With warmer weather comes renewed concern for a myriad of emergency preparedness and water conservation measures. Empathy and concern for Fort McMurray fire victims are strong as we remember our own Garnet fire in 1994, the Kelowna fires in 2004, or last year in Oliver and West Kelowna. It is a normal inclination for our minds to wonder - what if that was us? What would you pack if you had one hour to evacuate your home? We know that we should have all of our important documents already in a safe place, but how many of us actually have our key information that identifies us or our assets handy in one safe and secure location? Would that be your priority in that one hour?

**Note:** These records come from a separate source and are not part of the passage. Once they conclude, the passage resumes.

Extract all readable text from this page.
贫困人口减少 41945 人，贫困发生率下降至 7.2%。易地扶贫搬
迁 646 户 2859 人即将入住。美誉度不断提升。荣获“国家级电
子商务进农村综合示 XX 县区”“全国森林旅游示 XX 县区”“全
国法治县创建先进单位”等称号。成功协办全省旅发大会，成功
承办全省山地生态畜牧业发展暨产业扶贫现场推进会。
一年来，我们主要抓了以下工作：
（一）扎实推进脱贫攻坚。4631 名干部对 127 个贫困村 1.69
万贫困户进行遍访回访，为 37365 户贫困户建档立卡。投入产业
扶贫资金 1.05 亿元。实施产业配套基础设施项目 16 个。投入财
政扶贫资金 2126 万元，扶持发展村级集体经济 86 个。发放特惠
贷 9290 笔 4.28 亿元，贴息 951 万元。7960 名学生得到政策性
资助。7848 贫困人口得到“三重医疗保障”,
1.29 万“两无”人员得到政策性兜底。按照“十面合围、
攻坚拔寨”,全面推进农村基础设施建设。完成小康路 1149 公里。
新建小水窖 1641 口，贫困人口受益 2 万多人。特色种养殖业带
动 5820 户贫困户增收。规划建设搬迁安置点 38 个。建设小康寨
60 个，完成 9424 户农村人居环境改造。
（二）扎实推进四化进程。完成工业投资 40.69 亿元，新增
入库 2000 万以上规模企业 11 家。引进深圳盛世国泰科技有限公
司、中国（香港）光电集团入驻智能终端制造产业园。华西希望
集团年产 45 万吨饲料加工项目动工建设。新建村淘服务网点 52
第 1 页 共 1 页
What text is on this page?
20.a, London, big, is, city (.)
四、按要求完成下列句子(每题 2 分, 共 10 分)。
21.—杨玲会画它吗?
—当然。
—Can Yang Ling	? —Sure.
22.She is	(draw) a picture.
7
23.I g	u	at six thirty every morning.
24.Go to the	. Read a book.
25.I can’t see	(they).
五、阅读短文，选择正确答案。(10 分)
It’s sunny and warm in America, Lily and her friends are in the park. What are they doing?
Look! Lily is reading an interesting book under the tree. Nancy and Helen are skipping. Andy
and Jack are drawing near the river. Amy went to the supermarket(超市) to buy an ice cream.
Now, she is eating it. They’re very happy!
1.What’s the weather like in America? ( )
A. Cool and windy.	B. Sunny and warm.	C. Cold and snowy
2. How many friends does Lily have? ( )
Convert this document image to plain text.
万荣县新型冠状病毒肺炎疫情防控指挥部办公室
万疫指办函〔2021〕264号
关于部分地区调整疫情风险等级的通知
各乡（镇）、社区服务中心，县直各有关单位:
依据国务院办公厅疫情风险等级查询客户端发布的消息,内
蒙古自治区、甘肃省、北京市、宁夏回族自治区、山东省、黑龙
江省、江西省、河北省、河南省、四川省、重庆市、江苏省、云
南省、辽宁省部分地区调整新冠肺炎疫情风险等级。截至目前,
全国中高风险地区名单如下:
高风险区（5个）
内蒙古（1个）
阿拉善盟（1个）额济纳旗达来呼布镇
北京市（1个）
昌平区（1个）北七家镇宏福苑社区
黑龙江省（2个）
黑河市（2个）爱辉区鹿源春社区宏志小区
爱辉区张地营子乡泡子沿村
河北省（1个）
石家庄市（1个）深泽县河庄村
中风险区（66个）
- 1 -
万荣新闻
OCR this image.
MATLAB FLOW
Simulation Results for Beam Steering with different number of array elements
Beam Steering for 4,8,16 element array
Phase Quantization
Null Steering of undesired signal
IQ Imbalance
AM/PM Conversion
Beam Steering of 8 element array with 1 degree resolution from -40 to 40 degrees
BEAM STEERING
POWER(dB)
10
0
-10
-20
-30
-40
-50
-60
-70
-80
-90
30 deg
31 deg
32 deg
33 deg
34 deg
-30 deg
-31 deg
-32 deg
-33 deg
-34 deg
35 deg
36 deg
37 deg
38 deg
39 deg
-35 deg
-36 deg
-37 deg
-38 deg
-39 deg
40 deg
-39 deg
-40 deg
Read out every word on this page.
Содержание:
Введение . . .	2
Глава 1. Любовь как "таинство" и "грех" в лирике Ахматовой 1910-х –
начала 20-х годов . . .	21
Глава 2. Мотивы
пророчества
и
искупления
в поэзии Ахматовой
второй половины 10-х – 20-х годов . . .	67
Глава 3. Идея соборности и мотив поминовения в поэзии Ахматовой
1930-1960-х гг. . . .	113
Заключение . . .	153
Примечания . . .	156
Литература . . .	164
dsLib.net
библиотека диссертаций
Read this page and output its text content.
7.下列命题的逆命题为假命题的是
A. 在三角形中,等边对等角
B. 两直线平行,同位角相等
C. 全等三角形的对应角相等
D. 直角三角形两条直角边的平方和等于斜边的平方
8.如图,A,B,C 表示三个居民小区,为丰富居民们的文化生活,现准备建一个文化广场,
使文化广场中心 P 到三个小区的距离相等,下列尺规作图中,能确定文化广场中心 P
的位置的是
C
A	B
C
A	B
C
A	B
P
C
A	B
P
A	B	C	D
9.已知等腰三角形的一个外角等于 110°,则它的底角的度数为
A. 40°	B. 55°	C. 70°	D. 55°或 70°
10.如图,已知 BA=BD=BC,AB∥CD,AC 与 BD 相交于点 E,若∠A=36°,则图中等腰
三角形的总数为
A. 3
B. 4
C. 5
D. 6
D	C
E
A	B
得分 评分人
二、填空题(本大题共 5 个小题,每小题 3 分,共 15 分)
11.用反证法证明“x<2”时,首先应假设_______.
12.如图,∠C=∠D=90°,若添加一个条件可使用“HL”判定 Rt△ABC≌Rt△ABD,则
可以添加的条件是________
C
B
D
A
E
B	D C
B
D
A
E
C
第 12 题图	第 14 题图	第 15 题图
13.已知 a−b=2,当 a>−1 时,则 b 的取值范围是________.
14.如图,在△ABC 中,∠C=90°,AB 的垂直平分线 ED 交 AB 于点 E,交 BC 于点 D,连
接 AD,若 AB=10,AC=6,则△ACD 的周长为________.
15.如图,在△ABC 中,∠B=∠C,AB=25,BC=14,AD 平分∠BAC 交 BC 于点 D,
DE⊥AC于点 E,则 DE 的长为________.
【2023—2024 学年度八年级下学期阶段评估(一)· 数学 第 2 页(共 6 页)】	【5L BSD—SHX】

On May 29th our Fire Department is hosting a Fire Smart information session at 12:30 in the park at Sendero Canyon (2047 Lawrence Ave). This free session is to help educate the community on being fire smart and proactive with respect to their property, nearby fuel, and combustible materials. In the case of an urban interface wildfire, the lack of site preparation and fuel load can be a contributing factor when prioritizing response locations. The responsibility lies with the homeowner to make a Fire Smart home. If you are interested in learning more, this session is a great starting point.

Readiness is an essential part of making the right decisions when disasters occur. I wanted to share that the City regularly conducts emergency preparedness workshops and hands-on table top exercises where mock emergencies are simulated. Last week, key managers and personnel took a day out from their busy schedules to set up the EOC (Emergency Operations Command Center) and went through all the stages on how to deal with a flood scenario. It was a fast paced day that saw decisions and protocols ‘enacted’ covering everything from front line workers, to evacuations, to business continuity, to communication, and dealing with the aftermath. This was a good exercise to learn from and ensure we are ready, and prepared.

Another event last week built up the theme of preparedness but more on the prevention side. The Okanagan Basin Water Board kicked off their water wise campaign. www.makewaterwork.ca is an excellent resource to learn about tips on conserving water, lawn tips and xeriscaping. If you haven’t yet encountered ‘zeroscaping’ it is not the cactus and concrete image that the word first conjures. Check out our xeriscape demonstration garden on Marian Way Park if you want to be inspired by lush spaces that are water-wise. Last year because of the drought conditions, the City increased water restrictions and asked residents to reduce consumption by 20%. My wife and I responded by not watering a portion of our lawn and brown became the new green. Letting your grass grow to 2-3 inches, leaving the clippings to mulch, and watering during the night also help create a healthy lawn. I didn’t know that most lawns only needs about 1 inch per week of water.

It seems inevitable that our region will continue to get dryer and hotter, so we need to be mindful of our water consumption. I talked about outdoor use, but many still haven’t mastered indoor waste. How many still leave the tap running as we brush our teeth? If you think about how much water is wasted with long showers, watering the sidewalk, or running a half full dishwasher. I’m sure each person could probably conserve 1 litre per day. One litre per person doesn’t sound like much by itself, however if you factor in that Penticton has around 34,000 people then all of a sudden 34,000 litres a day being conserved is a big number and substantial difference.

The hotter climate does have some positive benefits such as newer crops that we can grow, longer harvest season, and generally most people prefer warmth over cold. It will take a shift in our behaviours to adapt to the new realities of being fire smart, prepared for the unexpected, and conserving our most precious resource (water). I do however challenge you to do something different this week towards this worthwhile goal.